The film is split into two halves as we see Desmond Doss’ upbringing, his life back at home before enlisting in the war and the adversity he faces from his superior officers and fellow soldiers when he states that not only killing a man but touching a gun is against his religious beliefs. The second half of the film takes place in Okinawa as the battle for Hacksaw Ridge takes place with Desmond serving as a medic and sticking to his beliefs to not fire a single weapon to protect himself. It’s in the second half of the story that we are reminded of what a talented director Gibson is, providing us with some of the most graphic horrific violence in a war film since “Saving Private Ryan.” The one thing that Gibson never loses sight of though despite the onslaught of bullets and explosions is the experience of Doss and the heroics he displayed in the battle itself, long after his fellow soldiers had retreated. The scene showing Desmond saving his fellow soldiers from slaughter is one of the most powerful montages I’ve ever seen put to film and Gibson deserves all the credit for how that sequence is put together.
Now is “Hacksaw Ridge” perfect? I’m afraid not. Despite how taken I was with the movie, there are a few narrative beats (Desmond’s first date with Dorothy) which are extremely awkward and cringeworthy in how they are presented to the audience. As stated before, this is not highbrow cinema. This is a mainstream war film that casual audiences will more likely proclaim is the best film they saw all year. It’s not. It’s still an enjoyable experience if you can get past Gibson’s heavy-handed imagery and dramatic moments that reinforce his and Desmond’s religious faith to the audience. Performances from the rest of the cast are a little all over the place with Vince Vaughn being woefully miscast and Sam Worthington’s accent creeping back into many of his lines, but Hugo Weaving nails the role as Desmond’s alcoholic father so much so that he nearly steals the film from Garfield.
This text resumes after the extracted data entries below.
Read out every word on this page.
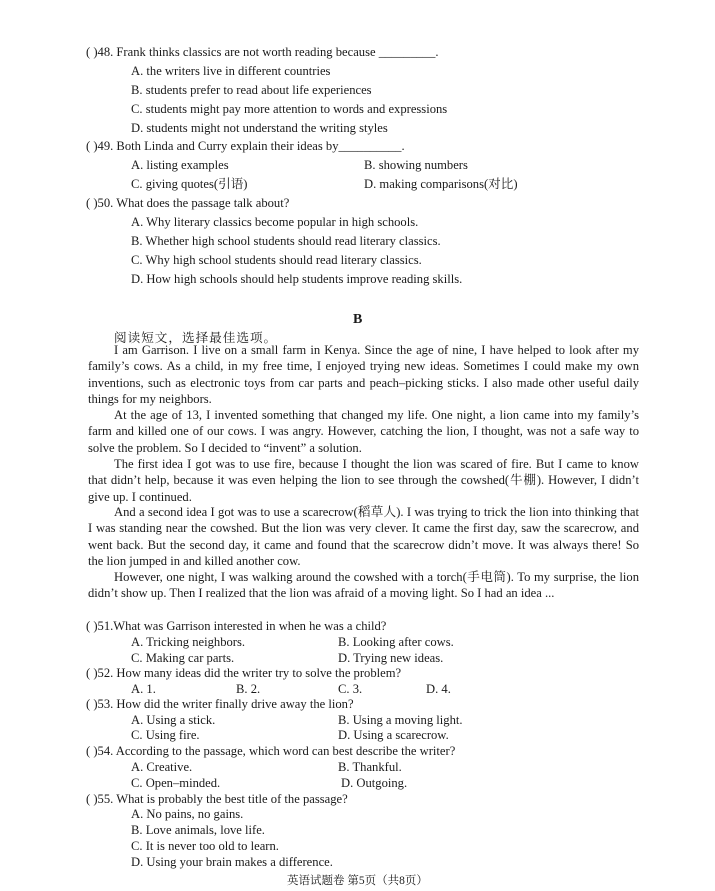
( )48. Frank thinks classics are not worth reading because _________.
A. the writers live in different countries
B. students prefer to read about life experiences
C. students might pay more attention to words and expressions
D. students might not understand the writing styles
( )49. Both Linda and Curry explain their ideas by__________.
A. listing examples	B. showing numbers
C. giving quotes(引语)	D. making comparisons(对比)
( )50. What does the passage talk about?
A. Why literary classics become popular in high schools.
B. Whether high school students should read literary classics.
C. Why high school students should read literary classics.
D. How high schools should help students improve reading skills.
B
阅读短文，选择最佳选项。

I am Garrison. I live on a small farm in Kenya. Since the age of nine, I have helped to look after my family’s cows. As a child, in my free time, I enjoyed trying new ideas. Sometimes I could make my own inventions, such as electronic toys from car parts and peach–picking sticks. I also made other useful daily things for my neighbors.

At the age of 13, I invented something that changed my life. One night, a lion came into my family’s farm and killed one of our cows. I was angry. However, catching the lion, I thought, was not a safe way to solve the problem. So I decided to “invent” a solution.

The first idea I got was to use fire, because I thought the lion was scared of fire. But I came to know that didn’t help, because it was even helping the lion to see through the cowshed(牛棚). However, I didn’t give up. I continued.

And a second idea I got was to use a scarecrow(稻草人). I was trying to trick the lion into thinking that I was standing near the cowshed. But the lion was very clever. It came the first day, saw the scarecrow, and went back. But the second day, it came and found that the scarecrow didn’t move. It was always there! So the lion jumped in and killed another cow.

However, one night, I was walking around the cowshed with a torch(手电筒). To my surprise, the lion didn’t show up. Then I realized that the lion was afraid of a moving light. So I had an idea ...

( )51.What was Garrison interested in when he was a child?
A. Tricking neighbors.	B. Looking after cows.
C. Making car parts.	D. Trying new ideas.
( )52. How many ideas did the writer try to solve the problem?
A. 1.	B. 2.	C. 3.	D. 4.
( )53. How did the writer finally drive away the lion?
A. Using a stick.	B. Using a moving light.
C. Using fire.	D. Using a scarecrow.
( )54. According to the passage, which word can best describe the writer?
A. Creative.	B. Thankful.
C. Open–minded.	D. Outgoing.
( )55. What is probably the best title of the passage?
A. No pains, no gains.
B. Love animals, love life.
C. It is never too old to learn.
D. Using your brain makes a difference.
英语试题卷 第5页（共8页）
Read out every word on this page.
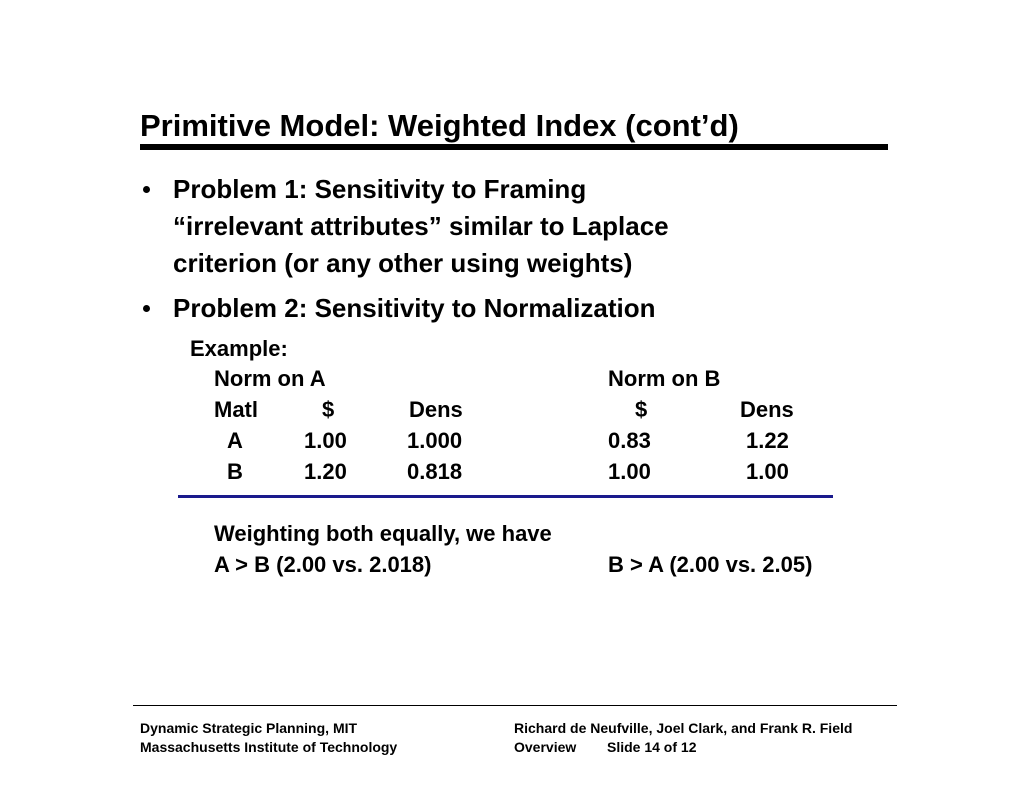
Primitive Model: Weighted Index (cont’d)
Problem 1: Sensitivity to Framing
“irrelevant attributes” similar to Laplace
criterion (or any other using weights)
Problem 2: Sensitivity to Normalization
Example:
Norm on A	Norm on B
Matl	$	Dens	$	Dens
A	1.00	1.000	0.83	1.22
B	1.20	0.818	1.00	1.00
Weighting both equally, we have
A > B (2.00 vs. 2.018)	B > A (2.00 vs. 2.05)
Dynamic Strategic Planning, MIT
Massachusetts Institute of Technology
Richard de Neufville, Joel Clark, and Frank R. Field
Overview Slide 14 of 12
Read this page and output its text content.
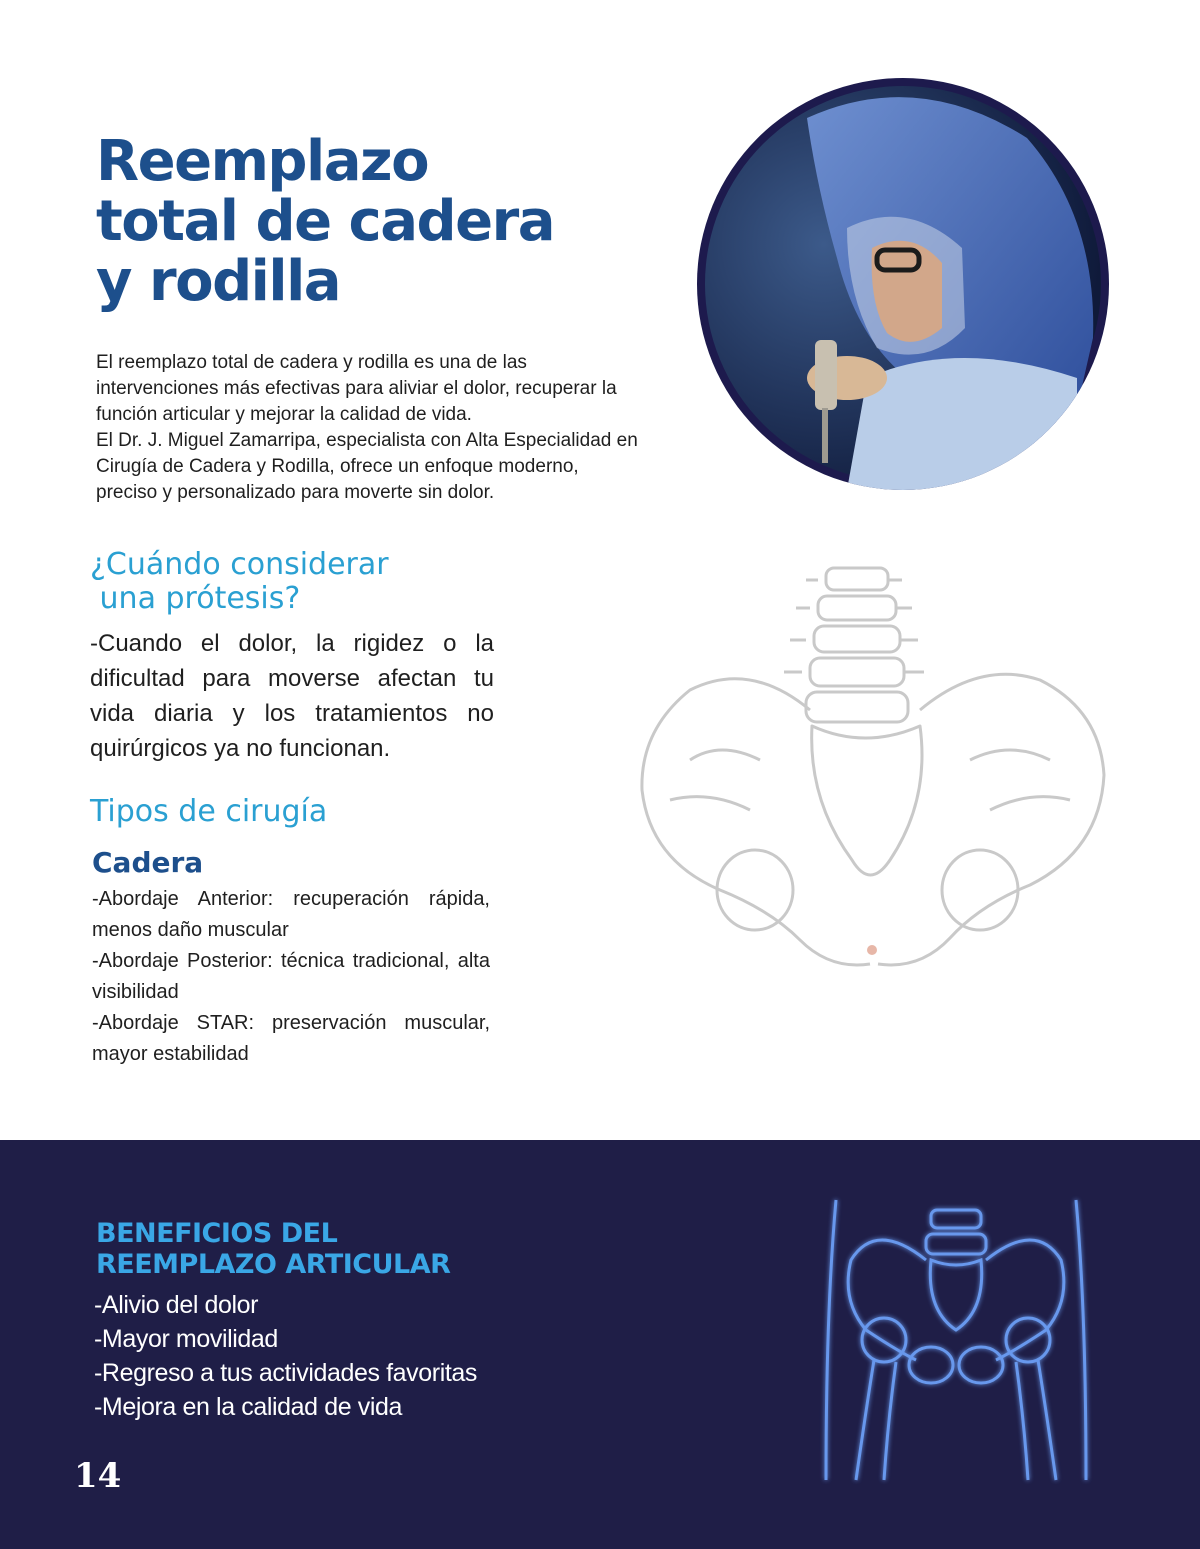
Reemplazo
total de cadera
y rodilla

El reemplazo total de cadera y rodilla es una de las intervenciones más efectivas para aliviar el dolor, recuperar la función articular y mejorar la calidad de vida.

El Dr. J. Miguel Zamarripa, especialista con Alta Especialidad en Cirugía de Cadera y Rodilla, ofrece un enfoque moderno, preciso y personalizado para moverte sin dolor.

¿Cuándo considerar
una prótesis?

-Cuando el dolor, la rigidez o la dificultad para moverse afectan tu vida diaria y los tratamientos no quirúrgicos ya no funcionan.

Tipos de cirugía
Cadera
-Abordaje Anterior: recuperación rápida, menos daño muscular
-Abordaje Posterior: técnica tradicional, alta visibilidad
-Abordaje STAR: preservación muscular, mayor estabilidad
BENEFICIOS DEL
REEMPLAZO ARTICULAR
-Alivio del dolor
-Mayor movilidad
-Regreso a tus actividades favoritas
-Mejora en la calidad de vida

14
Technical aspects of the film are incredibly top notch with the sound design being a force to be reckoned with come the Oscars. The battle wounds, blood and dirt stains showcase the makeup work on display, while Rupert Greyson Williams’ score soars to dramatic heights in a pronounced way that we casually don’t hear all that much in movies today. All in all, “Hacksaw Ridge” is a film that is certainly worth checking out despite how you feel about the film’s religious views, Gibson’s views or your view of cinema. It’s a powerful story, powerfully told and deserves to be seen.
THE FINAL SCORE
THE GOOD – A powerful true story and visceral graphic war scenes. Andrew Garfield’s performance. The film’s technical merits.
THE BAD – Overly dramatic and forced storytelling that more highbrow audiences will find cringeworthy.